Olaf formed from a tropical wave that left the coast of Africa on September 17. Over the next two weeks it moved westbound into the East Pacific Ocean. Initially, the wave was not in an environment conductive for further development. However, on October 2, a low-level circulation was noted on satellite imagery. This circulation quickly became better defined over the next several hours while located 400 miles (645 km) south of Acapulco, Mexico. The next day, Dvorak Classifications, a tool that estimates a tropical cyclone intensity, were placed at 1.5. This is equivalent to winds of around 30 mph (50 km/h). In addition, a ship nearby reported winds of 35 mph (45 km/h). Microwave imagery also indicated that the center was near the associated convection. Based on this, the system was upgraded into a tropical depression.
Initially, wind shear from nearby Tropical Storm Nora was expect to weaken the system. However, the depression was soon upgraded into a tropical storm. Moving northwest, it steadily intensified into a moderate tropical storm late on October 3. The next day, Olaf weakened slightly; it soon intensified into a strong tropical storm roughly 24 hours later.
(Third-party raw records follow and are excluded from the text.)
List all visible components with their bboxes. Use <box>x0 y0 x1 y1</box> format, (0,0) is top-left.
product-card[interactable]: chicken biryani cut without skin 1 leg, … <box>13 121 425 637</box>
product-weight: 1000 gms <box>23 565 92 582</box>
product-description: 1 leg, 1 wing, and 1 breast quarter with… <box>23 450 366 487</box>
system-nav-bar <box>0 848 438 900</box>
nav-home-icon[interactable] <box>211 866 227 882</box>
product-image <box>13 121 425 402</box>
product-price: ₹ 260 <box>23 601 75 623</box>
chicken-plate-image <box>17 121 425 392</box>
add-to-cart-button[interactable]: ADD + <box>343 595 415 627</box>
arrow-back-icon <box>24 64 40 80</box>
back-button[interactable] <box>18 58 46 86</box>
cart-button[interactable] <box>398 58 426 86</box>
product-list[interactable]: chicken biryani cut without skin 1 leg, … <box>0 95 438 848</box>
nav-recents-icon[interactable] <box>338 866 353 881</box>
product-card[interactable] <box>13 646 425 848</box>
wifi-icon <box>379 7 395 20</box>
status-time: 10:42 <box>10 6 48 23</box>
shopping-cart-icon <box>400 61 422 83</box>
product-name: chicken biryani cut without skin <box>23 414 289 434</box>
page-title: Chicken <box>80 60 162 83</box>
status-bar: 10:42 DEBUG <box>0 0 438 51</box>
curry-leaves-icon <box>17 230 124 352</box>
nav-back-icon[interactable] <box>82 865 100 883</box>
At that time, it was noted that additional intensification was likely. On October 5, radar imagery indicated a partial eyewall. Based on this, Olaf was upgraded into a minimal Category 1 hurricane. It reached it peak intensity at 75 mph (120 km/h) and a barometric pressure of 987 millibars. Olaf was hurricane for only six hours, but operationally it was believed had been a hurricane for much longer. This is because that the center was initially believed to be further north, closer to the deep convection.
Shortly after reaching its peak, Olaf became disorganized. Olaf weakened steadily while the storms motion slowed down. By early October 6, Olaf was only a minimal tropical storm as the system recurved northwest. However, Olaf rapidly reorganized that afternoon and the National Hurricane Center re-assessed the intensity at 50 mph (80 km/h). Continued restrengthening occurred, and by October 8 Olaf made landfall wind winds of 60 mph (97 km/h) near Manzanillo, Mexico. Shortly thereafter, Olaf weakened rapidly over the high terrain of the coast. Within 24 hours, Olaf had dissipated inland.
Preparations and impact
While Olaf was at peak strength, a tropical storm warning issued for Punta San Telmo to Lazaro Cardenas and a hurricane warning was issued from Punta San Telmo to San Blas, including the Islas Marias. The next day, the tropical storm warning was extended to include Manzanillo. At that same time, a hurricane watch was issued from San Blas to Mazatlán. In addition, hurricane warning was extended to include areas from Manzanillo to San Blas including the Islas Marias. Thee hours later, when Olaf was revealed to be much weaker, the hurricane warnings and hurricane watches were canceled. However, the tropical storm warnings remained in effect until October 7. A yellow alert was declared in the Mexican states of Michoacán, Colima, and Jalisco, and a green alert was declared in Baja California Sur, Sinaloa, Nayarit, and Guerrero. Local authorities also opened shelters.
Olaf was a part of a rainy year in Mexico, producing more rain than Hurricane Nora. Although no deaths were reported, flooding caused serve damage to roadways and crops in the Mexican state of Jalisco. In the same state, more than 12,000 homes were damaged. In the state of Guanajuato, an estimated total of 15,000 people were impacted from the floods. In addition, two communities were isolated. After the hurricane, a program wanted donation from food to basic home supplies. Moisture from the remnants of Nora and Olaf interacted with an upper-level low to produce heavy rainfall across Texas, producing flooding near Waco that forced a family to evacuate in McGregor. The floodwaters closed portions of Interstate 35, U.S. Route 84, and Texas State Highway 36. It also spawned a tornado in Sugar Land that damaged four buildings, including a school.